Cream Ridge Winery produces wine from Barbera, Cabernet Franc, Cabernet Sauvignon, Chambourcin, Chardonnay, Durif (Petite Sirah), Fredonia, Merlot, Muscat blanc, Niagara, Pinot gris, Pinot noir, Riesling, Sangiovese, Sauvignon blanc, Syrah, Vidal blanc, and Zinfandel grapes. Cream Ridge also makes fruit wines from almonds, apricots, beach plums, blackberries, black currants, blueberries, cherries, cranberries, kiwifruit, limes, mangoes, pineapples, and raspberries, and dessert wines using chocolate and espresso. It is the only winery in New Jersey to produce wine from apricots, and is the only New Jersey winery to make coffee-based wines. Cream Ridge is best known for its signature cherry wine. The winery is not located in one of New Jersey's three viticultural areas.

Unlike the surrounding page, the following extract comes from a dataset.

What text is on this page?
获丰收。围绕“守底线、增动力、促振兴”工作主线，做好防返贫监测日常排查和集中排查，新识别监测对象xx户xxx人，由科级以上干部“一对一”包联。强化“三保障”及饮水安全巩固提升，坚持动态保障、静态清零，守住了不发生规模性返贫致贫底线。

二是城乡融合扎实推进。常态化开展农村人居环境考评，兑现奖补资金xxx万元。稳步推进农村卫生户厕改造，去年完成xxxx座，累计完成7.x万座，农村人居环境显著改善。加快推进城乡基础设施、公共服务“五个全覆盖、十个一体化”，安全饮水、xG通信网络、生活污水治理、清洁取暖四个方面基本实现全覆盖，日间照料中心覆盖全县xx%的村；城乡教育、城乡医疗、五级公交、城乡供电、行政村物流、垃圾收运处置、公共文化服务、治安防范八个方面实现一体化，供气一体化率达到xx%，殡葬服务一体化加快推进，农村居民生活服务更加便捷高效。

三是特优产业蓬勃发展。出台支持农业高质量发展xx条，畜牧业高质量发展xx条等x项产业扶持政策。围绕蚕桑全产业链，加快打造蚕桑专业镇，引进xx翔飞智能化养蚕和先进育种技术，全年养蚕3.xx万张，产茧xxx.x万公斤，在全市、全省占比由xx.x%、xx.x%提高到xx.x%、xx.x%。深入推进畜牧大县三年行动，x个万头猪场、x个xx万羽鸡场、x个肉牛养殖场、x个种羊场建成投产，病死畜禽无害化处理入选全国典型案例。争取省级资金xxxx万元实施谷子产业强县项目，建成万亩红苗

==Licensing and associations==
Cream Ridge has a plenary winery license from the New Jersey Division of Alcoholic Beverage Control, which allows it to produce an unrestricted amount of wine, operate up to 15 off-premises sales rooms, and ship up to 12 cases per year to consumers in-state or out-of-state."33" The winery is a member of the Garden State Wine Growers Association.